Ağzımı kapatmaya çalışıyordu ama elini ısırdığımdan bunu yapamamış küfürler savurmuştu.

"Kaltağa bak sen."

Kollarımı, ellerimi sarmaladığından hareket edemiyordum. Bağrışlar yükselirken, beni saran kolların gevşediğini fark ettim ve kasıklarına tekme atarak kendimi kurtarmayı başarmıştım. Bir adam beni tutan adama saldırıyordu, arkadan birileri daha geliyordu. Arkadakiler yaklaştıkça, beni koruyan adam da bana yaklaşıyordu.

"Koş!"

"Çantam!?"

"Bırak, koş dedim sana!"

Topuklularla koşmam zordu bi' hayli ama söylendiği gibi koşuyordum. Bileğimi tutan soğuk ellere karşı yüzümü ona döndüğümde gördüklerimi görmemek istedim. Korkudan pörtleyen gözlerim, şimdi de şaşkınlıktan pörtlüyordu. Bileğimi çektim ansızın ve koşmam istemsizce yavaşlayınca bağırır gibi aralandı dudaklarım.

"Sen?!"

Sessizdi, o yeniden bileğimi tutup beni sokağın başında bekleyen taksiye doğru ittirdi.

"Bin ve kaç."

"Şaka mı yapıyorsun? Geberecek misin burada?"

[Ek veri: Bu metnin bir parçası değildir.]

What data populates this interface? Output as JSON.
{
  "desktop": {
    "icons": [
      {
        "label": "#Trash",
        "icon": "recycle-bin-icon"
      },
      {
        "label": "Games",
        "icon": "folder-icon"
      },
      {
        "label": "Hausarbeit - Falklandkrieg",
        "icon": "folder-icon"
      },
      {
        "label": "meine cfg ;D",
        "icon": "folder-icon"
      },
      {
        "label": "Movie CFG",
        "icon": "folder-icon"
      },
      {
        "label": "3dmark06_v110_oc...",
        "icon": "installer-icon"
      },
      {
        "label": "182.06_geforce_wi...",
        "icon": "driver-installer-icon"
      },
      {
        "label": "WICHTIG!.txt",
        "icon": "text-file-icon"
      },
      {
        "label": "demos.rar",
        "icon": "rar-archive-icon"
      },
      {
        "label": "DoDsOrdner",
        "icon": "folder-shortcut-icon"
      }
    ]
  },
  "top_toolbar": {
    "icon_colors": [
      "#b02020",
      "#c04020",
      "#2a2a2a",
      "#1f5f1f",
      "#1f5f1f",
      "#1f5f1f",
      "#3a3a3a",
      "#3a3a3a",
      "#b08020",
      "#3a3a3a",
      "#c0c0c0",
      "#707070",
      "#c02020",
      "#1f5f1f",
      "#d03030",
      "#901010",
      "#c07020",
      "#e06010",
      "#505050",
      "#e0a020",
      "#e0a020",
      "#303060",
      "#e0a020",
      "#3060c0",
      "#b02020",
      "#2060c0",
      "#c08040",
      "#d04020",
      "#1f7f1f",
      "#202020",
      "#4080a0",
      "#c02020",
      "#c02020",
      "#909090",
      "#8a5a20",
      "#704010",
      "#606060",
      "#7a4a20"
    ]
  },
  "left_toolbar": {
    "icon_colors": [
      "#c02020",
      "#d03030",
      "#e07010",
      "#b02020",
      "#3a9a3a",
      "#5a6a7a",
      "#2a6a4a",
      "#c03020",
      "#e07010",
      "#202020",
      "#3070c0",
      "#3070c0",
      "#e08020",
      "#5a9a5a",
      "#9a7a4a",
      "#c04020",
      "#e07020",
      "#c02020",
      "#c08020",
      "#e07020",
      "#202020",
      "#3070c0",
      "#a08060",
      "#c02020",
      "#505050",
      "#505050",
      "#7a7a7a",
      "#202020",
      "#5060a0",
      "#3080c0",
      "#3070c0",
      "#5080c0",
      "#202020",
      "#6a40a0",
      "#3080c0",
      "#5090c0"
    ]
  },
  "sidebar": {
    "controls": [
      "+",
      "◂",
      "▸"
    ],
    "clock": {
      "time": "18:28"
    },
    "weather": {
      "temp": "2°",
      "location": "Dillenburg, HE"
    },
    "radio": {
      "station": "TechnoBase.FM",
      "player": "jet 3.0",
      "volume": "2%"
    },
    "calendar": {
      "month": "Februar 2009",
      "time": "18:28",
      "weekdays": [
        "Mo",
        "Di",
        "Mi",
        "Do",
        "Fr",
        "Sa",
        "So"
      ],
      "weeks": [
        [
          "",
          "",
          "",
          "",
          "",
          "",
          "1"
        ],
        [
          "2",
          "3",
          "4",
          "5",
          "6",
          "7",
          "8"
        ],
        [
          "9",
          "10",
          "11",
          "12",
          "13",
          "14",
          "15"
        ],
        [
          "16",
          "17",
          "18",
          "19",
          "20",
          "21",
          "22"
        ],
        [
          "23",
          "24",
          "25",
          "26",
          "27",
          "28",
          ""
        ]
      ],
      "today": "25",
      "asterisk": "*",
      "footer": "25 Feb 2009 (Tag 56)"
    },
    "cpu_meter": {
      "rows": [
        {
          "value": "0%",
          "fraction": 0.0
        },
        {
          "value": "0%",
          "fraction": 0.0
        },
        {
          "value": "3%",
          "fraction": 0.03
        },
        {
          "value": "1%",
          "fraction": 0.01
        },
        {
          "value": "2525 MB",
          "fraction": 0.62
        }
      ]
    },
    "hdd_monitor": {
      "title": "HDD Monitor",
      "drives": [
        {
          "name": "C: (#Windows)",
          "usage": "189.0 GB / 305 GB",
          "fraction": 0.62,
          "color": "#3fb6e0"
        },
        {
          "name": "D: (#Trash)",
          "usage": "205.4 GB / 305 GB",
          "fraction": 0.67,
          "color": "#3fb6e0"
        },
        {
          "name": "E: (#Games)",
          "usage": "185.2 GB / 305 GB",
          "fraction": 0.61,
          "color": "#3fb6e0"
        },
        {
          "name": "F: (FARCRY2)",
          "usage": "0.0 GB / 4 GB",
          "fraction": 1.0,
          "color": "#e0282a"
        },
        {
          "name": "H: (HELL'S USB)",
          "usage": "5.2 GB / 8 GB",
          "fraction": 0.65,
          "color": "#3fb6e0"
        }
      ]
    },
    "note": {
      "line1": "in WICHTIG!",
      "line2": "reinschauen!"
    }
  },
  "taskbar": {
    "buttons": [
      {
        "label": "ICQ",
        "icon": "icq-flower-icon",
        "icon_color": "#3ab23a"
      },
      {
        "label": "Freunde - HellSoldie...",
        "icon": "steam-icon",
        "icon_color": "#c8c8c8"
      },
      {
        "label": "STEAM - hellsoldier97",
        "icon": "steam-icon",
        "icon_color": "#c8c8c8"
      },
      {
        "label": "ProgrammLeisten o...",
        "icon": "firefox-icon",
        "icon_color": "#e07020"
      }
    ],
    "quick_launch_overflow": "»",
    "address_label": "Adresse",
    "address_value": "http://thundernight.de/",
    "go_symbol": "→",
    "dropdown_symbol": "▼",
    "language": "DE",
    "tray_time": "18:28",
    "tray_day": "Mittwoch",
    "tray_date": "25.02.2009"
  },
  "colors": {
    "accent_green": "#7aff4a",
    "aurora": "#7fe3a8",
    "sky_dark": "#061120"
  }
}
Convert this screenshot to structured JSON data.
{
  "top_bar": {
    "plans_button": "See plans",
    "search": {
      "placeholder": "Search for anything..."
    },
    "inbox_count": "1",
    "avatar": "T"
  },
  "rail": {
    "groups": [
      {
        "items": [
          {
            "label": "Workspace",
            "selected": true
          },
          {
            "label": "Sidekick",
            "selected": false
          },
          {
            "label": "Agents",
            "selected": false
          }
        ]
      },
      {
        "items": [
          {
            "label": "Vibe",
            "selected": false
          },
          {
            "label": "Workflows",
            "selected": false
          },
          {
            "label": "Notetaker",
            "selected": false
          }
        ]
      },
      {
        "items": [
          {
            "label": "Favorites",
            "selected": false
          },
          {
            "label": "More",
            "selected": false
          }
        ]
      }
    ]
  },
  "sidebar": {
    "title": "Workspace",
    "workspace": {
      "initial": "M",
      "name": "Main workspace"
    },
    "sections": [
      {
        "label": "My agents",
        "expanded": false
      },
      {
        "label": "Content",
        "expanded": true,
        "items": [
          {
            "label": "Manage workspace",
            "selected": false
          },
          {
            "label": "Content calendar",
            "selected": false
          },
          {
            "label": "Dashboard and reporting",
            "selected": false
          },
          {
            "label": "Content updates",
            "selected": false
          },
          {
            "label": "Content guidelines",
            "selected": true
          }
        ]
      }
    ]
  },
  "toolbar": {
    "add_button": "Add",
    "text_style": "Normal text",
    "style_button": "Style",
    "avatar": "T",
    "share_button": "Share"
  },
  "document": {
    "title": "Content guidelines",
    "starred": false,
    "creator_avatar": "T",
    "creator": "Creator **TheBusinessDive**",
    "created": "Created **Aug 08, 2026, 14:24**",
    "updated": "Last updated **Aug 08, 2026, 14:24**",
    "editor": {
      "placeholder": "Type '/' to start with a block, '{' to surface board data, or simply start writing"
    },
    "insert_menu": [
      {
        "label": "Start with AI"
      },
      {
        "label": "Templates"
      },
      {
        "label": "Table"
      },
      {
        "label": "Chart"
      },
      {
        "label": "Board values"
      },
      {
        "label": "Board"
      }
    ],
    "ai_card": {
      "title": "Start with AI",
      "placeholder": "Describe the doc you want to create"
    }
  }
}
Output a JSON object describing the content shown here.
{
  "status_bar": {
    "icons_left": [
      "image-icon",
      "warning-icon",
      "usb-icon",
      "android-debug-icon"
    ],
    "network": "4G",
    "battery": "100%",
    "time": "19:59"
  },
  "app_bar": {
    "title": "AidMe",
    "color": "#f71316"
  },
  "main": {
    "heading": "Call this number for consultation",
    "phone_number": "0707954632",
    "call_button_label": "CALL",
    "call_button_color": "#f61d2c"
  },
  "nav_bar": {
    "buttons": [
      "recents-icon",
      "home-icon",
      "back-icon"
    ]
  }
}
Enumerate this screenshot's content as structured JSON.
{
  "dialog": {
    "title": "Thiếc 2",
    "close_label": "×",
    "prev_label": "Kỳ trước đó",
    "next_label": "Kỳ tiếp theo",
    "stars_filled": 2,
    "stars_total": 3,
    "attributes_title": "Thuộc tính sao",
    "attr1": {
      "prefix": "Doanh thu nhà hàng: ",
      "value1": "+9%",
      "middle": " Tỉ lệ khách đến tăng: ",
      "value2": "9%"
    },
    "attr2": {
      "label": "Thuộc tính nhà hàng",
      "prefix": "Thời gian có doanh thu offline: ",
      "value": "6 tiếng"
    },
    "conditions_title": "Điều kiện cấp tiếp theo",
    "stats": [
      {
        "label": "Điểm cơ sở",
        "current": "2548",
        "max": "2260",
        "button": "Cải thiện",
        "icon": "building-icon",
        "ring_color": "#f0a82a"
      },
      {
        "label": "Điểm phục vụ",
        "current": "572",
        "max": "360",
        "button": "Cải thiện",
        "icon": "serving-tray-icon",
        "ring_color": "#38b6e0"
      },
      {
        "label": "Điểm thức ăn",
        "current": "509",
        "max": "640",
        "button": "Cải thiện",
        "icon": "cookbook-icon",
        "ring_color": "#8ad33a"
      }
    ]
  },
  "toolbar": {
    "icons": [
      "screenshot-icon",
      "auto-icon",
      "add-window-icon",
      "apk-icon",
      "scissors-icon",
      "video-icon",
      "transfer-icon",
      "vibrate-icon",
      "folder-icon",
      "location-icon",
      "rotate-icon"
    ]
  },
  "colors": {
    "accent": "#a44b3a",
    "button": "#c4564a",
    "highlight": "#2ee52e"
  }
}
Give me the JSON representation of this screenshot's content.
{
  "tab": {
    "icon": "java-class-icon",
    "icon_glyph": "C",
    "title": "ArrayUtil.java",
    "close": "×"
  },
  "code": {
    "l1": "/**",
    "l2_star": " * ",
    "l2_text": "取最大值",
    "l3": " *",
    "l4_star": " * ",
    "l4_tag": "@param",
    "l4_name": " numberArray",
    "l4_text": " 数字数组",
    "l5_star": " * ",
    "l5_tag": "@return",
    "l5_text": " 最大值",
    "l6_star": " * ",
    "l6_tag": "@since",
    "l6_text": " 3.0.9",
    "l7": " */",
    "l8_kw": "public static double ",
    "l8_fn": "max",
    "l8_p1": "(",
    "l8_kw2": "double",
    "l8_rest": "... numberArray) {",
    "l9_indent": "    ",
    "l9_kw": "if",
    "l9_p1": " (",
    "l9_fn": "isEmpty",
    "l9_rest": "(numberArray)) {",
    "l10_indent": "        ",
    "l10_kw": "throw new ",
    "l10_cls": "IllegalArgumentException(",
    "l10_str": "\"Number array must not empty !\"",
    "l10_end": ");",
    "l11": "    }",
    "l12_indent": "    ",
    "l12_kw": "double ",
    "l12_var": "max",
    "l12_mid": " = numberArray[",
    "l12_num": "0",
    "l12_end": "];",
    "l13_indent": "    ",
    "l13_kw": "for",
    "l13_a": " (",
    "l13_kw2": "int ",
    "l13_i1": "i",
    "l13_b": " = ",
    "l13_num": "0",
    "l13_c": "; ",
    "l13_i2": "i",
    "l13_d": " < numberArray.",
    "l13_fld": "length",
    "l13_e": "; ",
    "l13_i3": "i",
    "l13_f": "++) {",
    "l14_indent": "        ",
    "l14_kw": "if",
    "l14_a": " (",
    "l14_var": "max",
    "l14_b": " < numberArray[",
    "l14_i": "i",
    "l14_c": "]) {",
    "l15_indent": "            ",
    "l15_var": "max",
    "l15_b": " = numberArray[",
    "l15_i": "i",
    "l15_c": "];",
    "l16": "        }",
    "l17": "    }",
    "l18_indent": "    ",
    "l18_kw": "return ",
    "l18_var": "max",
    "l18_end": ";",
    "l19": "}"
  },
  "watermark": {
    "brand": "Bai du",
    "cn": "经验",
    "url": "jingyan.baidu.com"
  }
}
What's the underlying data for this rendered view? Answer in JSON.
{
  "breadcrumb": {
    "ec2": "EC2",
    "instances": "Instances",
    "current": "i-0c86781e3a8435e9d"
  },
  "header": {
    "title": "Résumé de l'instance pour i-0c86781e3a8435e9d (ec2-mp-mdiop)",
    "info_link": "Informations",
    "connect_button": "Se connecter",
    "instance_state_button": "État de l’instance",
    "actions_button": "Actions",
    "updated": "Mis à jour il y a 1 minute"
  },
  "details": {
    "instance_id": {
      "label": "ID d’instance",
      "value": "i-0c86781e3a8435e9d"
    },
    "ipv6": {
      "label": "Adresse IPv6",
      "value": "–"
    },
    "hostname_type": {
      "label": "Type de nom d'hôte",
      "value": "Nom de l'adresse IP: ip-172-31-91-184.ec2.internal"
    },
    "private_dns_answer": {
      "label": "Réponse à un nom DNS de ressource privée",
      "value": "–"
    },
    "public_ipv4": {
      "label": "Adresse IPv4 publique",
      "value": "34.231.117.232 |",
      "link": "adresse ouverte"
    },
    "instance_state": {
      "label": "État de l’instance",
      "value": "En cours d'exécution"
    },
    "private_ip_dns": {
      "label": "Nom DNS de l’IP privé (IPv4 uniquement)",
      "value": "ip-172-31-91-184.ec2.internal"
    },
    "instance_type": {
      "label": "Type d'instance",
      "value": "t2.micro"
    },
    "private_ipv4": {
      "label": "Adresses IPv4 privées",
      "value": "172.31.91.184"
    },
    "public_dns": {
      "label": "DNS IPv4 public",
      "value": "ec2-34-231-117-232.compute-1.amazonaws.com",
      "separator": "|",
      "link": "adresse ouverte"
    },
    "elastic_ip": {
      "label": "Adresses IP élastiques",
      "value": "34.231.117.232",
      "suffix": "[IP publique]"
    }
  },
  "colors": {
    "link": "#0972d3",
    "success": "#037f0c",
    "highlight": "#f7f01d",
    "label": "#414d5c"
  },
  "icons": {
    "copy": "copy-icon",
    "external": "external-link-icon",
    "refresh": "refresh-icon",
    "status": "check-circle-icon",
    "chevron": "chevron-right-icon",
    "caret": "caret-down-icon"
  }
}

"Sana kaç, dedim. Beni düşünme ve git."

Taksinin kapısını açmış ve arka koltuğa doğru ittiriyordu beni. Kapıyı kapatıp, taksinin gazlamasıyla adamların ona yaklaştığını görebilmiştim tek. Ya sağ çıkacaktı, ya ölecekti. Beni öldürdüğü gibi ölmezdi umarım.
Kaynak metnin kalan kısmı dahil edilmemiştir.